Instructions Jump to Ingredients ↑

  1. Loin of pork with fennel 1) Preheat the oven to 220 degrees C/Gas 7.

  2. For the stuffing: heat 1 tbsp of olive oil and the butter in a large (30cm) saute pan.

  3. Add the onions and fennel with 1 tsp salt and 1/2 tsp pepper. Cook over low to medium-low heat for 15 mins, stirring occasionally, until the onions and fennel are tender and lightly browned. Add the garlic and thyme and cook for 1 more min. Add the Pernod and cook for another minute, deglazing the pan. Cool slightly.

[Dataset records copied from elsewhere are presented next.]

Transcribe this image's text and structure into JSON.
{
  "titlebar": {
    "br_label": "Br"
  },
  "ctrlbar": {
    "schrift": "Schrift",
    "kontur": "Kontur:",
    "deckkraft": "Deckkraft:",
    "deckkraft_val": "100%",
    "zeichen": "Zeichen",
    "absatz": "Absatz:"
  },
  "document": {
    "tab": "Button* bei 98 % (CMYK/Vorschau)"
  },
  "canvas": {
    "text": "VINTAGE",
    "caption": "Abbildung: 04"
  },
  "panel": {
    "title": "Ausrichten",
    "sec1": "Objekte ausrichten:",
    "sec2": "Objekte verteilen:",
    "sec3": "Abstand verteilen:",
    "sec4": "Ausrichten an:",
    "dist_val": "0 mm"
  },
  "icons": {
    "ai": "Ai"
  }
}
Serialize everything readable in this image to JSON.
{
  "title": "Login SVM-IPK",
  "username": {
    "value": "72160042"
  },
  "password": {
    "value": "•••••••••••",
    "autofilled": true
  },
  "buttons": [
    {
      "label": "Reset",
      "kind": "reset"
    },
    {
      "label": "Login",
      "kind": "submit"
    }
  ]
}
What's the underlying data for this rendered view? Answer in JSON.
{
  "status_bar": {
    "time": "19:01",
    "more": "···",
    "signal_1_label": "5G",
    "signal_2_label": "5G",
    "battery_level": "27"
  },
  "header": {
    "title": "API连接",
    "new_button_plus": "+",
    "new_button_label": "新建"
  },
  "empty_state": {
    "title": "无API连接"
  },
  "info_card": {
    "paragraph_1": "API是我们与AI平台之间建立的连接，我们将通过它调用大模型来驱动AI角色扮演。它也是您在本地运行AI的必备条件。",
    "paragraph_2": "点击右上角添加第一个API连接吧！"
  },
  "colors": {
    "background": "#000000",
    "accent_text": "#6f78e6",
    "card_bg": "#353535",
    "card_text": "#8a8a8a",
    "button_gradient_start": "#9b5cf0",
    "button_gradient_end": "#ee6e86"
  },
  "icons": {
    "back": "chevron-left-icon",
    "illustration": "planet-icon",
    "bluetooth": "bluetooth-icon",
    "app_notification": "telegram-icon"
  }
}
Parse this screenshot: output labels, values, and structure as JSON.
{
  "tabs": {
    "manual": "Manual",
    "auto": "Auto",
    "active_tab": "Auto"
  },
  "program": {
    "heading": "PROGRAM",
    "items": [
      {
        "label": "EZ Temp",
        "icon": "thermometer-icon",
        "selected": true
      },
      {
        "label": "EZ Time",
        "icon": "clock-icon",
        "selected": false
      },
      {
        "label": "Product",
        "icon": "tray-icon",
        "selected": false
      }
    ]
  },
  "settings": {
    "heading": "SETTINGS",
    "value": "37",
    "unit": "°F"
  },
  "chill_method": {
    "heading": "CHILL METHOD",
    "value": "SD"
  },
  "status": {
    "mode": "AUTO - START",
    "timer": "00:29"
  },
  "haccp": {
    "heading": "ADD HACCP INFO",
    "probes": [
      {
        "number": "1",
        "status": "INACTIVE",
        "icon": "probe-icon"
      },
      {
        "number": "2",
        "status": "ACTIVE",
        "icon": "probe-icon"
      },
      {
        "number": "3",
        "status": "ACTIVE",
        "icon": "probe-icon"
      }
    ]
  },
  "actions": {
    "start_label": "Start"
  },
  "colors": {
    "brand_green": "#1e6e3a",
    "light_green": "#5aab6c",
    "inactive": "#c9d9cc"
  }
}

  4. Add the bread crumbs and 1 tsp of salt to the stuffing mixture. Lay the pork on a board fat side down, and sprinkle with salt and pepper. Spread the stuffing evenly on the pork and roll up lengthwise, ending with the fat on the top of the roll. Tie with kitchen string, rub with olive oil, and sprinkle liberally with salt and pepper.

  5. Place the rolled pork loin on a baking rack on a sheet pan and roast for 30 mins. Lower the heat to 180 degrees C/Gas 4 and roast for another 20 to 30 mins, until the interior of the pork is 60 degrees C. (If the thermometer hits stuffing rather than pork, it will register a higher temperature, so test the meat in several places). Remove from the oven and cover tightly with aluminium foil. Allow to rest for 15 minutes. Remove the strings, slice thickly, and serve.